La casa downtown del Bigham discendente della famiglia reale hawaiana sarebbe piaciuta a Susan Sontag per il suo saggio sul camp, piena com'è di artigianato e arte hawaiana, che diventano pretesto di un discorso più ampio sulla cosiddetta "etica della protezione", su chi decide cosa è meglio per le persone e per le culture, trasformando l'antropologia in superficiale intrattenimento e ridicolizzando le spinte di autoaffermazione dei popoli. Le tre parti sono una sorta di vortice che gira su se stesso, con i nomi dei personaggi ripetuti in ruoli differenti, così un David prima bianco poi lo ritroviamo nero, nell'attenzione reiterata di non offendere nessuno. Capita così che si dica, sempre di un David, che è "marxista" per ritrovarlo poi (forse) autore di un attentato terroristico dove resta ucciso insieme a uno dei suoi due padri (l'altro crederà o farà finta di credere che invece era entrato nel drugstore dove stava per esplodere la bomba, per urlare al genitore di fuggire).
Sono queste e altre semplificazioni che somigliano molto ai piatti della cucina internazionale serviti negli alberghi, che non soddisferanno mai un palato abituato alle infinite variazioni delle specialità regionali.
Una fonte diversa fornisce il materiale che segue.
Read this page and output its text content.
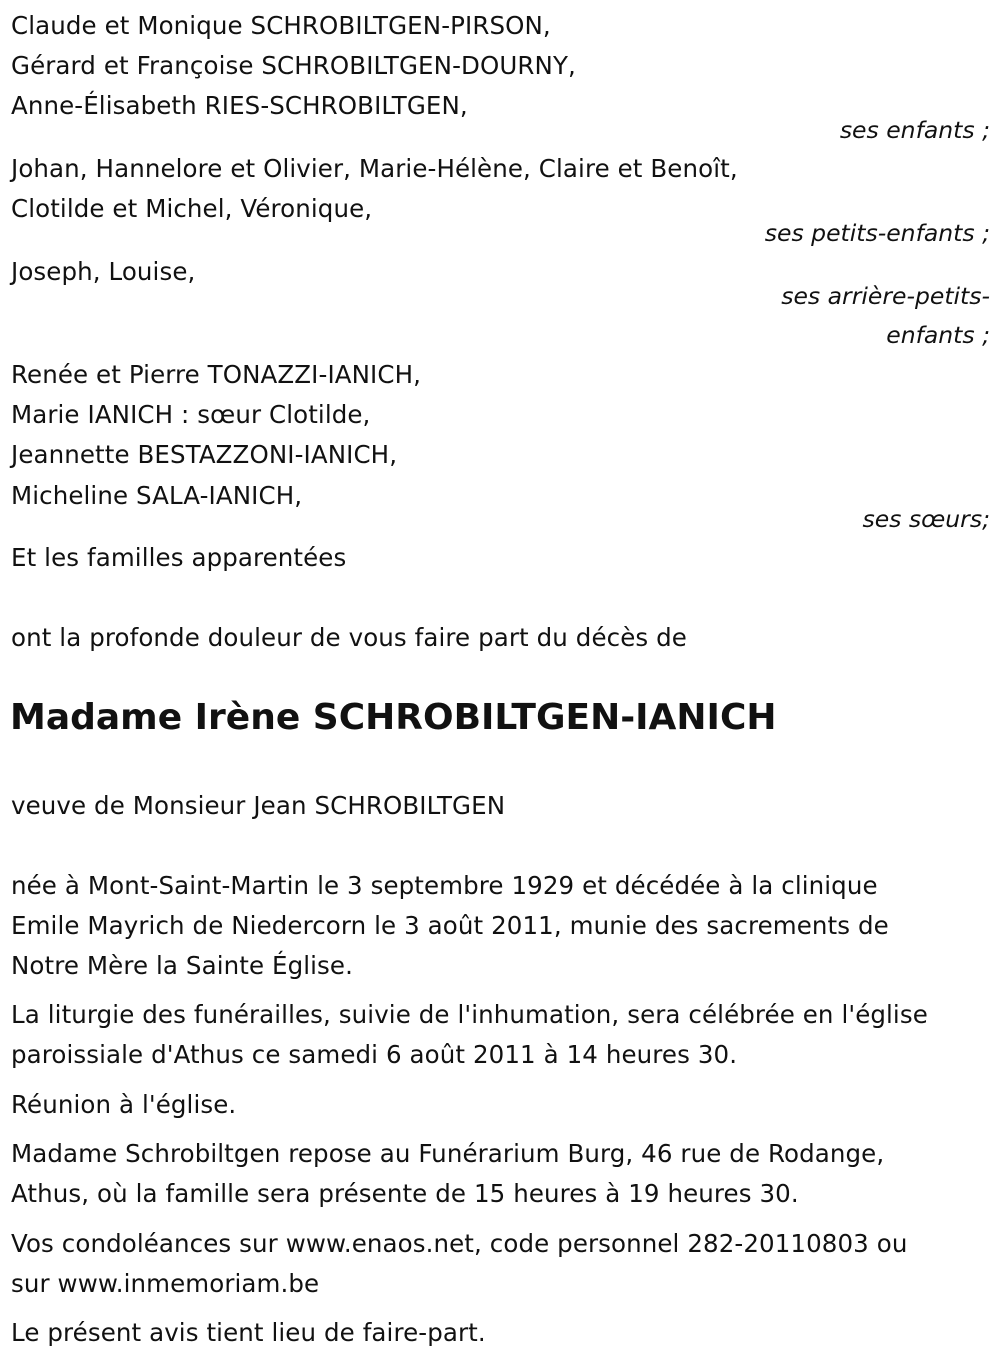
Claude et Monique SCHROBILTGEN-PIRSON,

Gérard et Françoise SCHROBILTGEN-DOURNY,

Anne-Élisabeth RIES-SCHROBILTGEN,

ses enfants ;

Johan, Hannelore et Olivier, Marie-Hélène, Claire et Benoît,

Clotilde et Michel, Véronique,

ses petits-enfants ;

Joseph, Louise,

ses arrière-petits-

enfants ;

Renée et Pierre TONAZZI-IANICH,

Marie IANICH : sœur Clotilde,

Jeannette BESTAZZONI-IANICH,

Micheline SALA-IANICH,

ses sœurs;

Et les familles apparentées

ont la profonde douleur de vous faire part du décès de

Madame Irène SCHROBILTGEN-IANICH

veuve de Monsieur Jean SCHROBILTGEN

née à Mont-Saint-Martin le 3 septembre 1929 et décédée à la clinique

Emile Mayrich de Niedercorn le 3 août 2011, munie des sacrements de

Notre Mère la Sainte Église.

La liturgie des funérailles, suivie de l'inhumation, sera célébrée en l'église

paroissiale d'Athus ce samedi 6 août 2011 à 14 heures 30.

Réunion à l'église.

Madame Schrobiltgen repose au Funérarium Burg, 46 rue de Rodange,

Athus, où la famille sera présente de 15 heures à 19 heures 30.

Vos condoléances sur www.enaos.net, code personnel 282-20110803 ou

sur www.inmemoriam.be

Le présent avis tient lieu de faire-part.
Il sapore che resta in bocca è infatti inequivocabilmente wasp, per usare un acronimo di moda qualche anno fa, dove la sapienza dell'intreccio e l'invenzione felice dei personaggi che si susseguono rubandosi le identità sono indebolite dall'ingenuità, tratto poco perdonabile a uno scrittore: come se Yanagihara si facesse carico di salvare a tutti costi il mondo a colpi di buone intenzioni. C'era già in Una vita come tante, questo lato salvifico, questo senso di colpa, questo desiderio masochistico di espiazione senza Dio (qui traslati nella descrizione di lunghissime e molto punitive ondate di pandemie distopiche, proiettate alla fine di questo secolo, ma che somigliano a quella che stiamo vivendo) nel personaggio di Jude, l'avvocato gay che, dopo una vita passata a tagliarsi, alla fine delle 1091 pagine dell'edizione Sellerio, si uccide, smettendo finalmente di soffrire, come i più cinici tra i lettori hanno rilevato, tirando un sospiro di sollievo.